Beter goed gejat dan slecht bedacht: je hoeft je echt niet te schamen als je regelmatig afkijkt bij een concurrent. Sterker nog, het is juist een slimme manier om ideeën voor content op te doen. Schrijf je bijvoorbeeld in voor de nieuwsbrief van je concurrent, of stel in je social media listening tool een alert in, zodat je een melding krijgt als de concurrent iets publiceert.
In een social media listening tool kun je ook zien welke content van je concurrent populair is en veel gedeeld wordt. Heb je die thema’s zelf nog niet besproken, of niet met die invalshoek? 1+1=2. Daar heb je een kant-en-klaar idee te pakken. Let wel op dat je er je eigen sausje overheen giet, zodat je onderscheidend vermogen behoudt.
Deze methode werkt alleen als je reacties hebt gekregen op eerdere content, bijvoorbeeld op social media. In dat soort reacties zit namelijk bruikbare feedback verscholen, die jij kunt gebruiken voor nieuwe artikelen en posts.
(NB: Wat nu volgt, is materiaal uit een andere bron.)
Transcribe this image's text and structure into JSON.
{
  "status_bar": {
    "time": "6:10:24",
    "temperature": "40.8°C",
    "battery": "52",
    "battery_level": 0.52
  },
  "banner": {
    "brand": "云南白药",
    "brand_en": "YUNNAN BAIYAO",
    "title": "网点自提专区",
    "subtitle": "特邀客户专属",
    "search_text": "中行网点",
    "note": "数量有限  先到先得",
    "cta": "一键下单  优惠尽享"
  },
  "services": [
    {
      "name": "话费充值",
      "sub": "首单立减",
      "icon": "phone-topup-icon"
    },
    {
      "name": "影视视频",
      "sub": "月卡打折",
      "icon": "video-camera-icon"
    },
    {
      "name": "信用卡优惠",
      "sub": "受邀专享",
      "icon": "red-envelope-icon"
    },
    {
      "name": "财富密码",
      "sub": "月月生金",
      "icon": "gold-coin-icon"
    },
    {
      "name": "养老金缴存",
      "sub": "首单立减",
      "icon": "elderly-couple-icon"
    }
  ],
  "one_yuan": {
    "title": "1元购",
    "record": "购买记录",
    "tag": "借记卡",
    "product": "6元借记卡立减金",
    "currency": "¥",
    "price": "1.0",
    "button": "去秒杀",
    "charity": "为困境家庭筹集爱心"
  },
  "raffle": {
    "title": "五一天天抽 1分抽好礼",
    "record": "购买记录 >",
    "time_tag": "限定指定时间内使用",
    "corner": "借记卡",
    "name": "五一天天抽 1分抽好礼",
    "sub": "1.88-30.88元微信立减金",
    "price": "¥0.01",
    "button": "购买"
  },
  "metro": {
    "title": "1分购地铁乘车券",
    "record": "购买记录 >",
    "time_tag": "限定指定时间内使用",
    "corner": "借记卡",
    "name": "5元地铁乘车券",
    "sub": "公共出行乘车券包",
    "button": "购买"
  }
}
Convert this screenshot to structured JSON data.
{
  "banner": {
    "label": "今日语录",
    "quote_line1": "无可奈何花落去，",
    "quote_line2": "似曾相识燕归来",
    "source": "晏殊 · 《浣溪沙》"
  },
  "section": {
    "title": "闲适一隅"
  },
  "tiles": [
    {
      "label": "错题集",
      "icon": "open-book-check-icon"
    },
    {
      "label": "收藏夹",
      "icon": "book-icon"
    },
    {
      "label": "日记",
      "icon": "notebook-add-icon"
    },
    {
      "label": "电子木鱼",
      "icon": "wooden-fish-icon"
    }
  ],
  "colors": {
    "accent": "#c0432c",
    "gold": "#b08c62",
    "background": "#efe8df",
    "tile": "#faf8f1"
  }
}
Je kunt vragen om aanvulling gebruiken om nieuwe invalshoeken te vinden. Zo publiceren we ieder jaar een onderzoek naar de beste tijden om te posten op social media. Vorig jaar kregen we daar onder andere deze reactie op, die prima input is voor het geval we ooit zonder inspiratie komen te zitten.
Tip! Met Engage in Coosto komen de reacties op al je social media kanalen overzichtelijk binnen op één plek, zodat je er gemakkelijk op kunt reageren.
Als je gebrek aan inspiratie wordt veroorzaakt doordat je achterloopt op de laatste trends in je markt, is deze methode aan te raden. Het is dan namelijk tijd om je kennis op te schroeven, zodat de ideeën als vanzelf weer komen aanwaaien.
De beste manier om zo’n achterstand in te halen, is door te luisteren naar wat de top in je vakgebied te zeggen heeft. Als het goed is weet je welke mensen in jouw branche toonaangevend zijn, dus moet het geen probleem zijn om ze te vinden.
Ga wat vaker naar congressen waar de experts spreken, lees hun boeken en luister podcasts waar ze in te gast zijn. Zo leer je al snel welke ontwikkelingen er zijn, welke richting je vak opgaat en wat de belangrijkste actuele thema’s zijn.
Op het moment dat je volwaardig kunt meepraten, zit je goed. Geef je eigen draai aan de onderwerpen, ontwikkel je eigen visie en er opent zich een wereld aan mogelijkheden voor nieuwe content. Deze methode vergt behoorlijk wat tijd, maar het is wel een duurzame manier om de ideeën weer te laten binnenstromen; je volgende writer’s block zal nog wel een tijdje duren.
Als je de ideeën min of meer aan je deur wilt laten bezorgen, kun je het best relevante hashtags op social media gaan volgen. Je wordt dan vanzelf op de hoogte gehouden van de laatste trending content op platformen als X en Facebook.
Bekijk welke vragen mensen stellen in de berichten die voorbijkomen, check welke content populair is en welke nieuwsfeiten veel besproken worden. Het nadeel van deze methode is dat je er zelf geen extra vaart achter kan zetten, omdat je afhankelijk bent van de stroom aan live content van anderen.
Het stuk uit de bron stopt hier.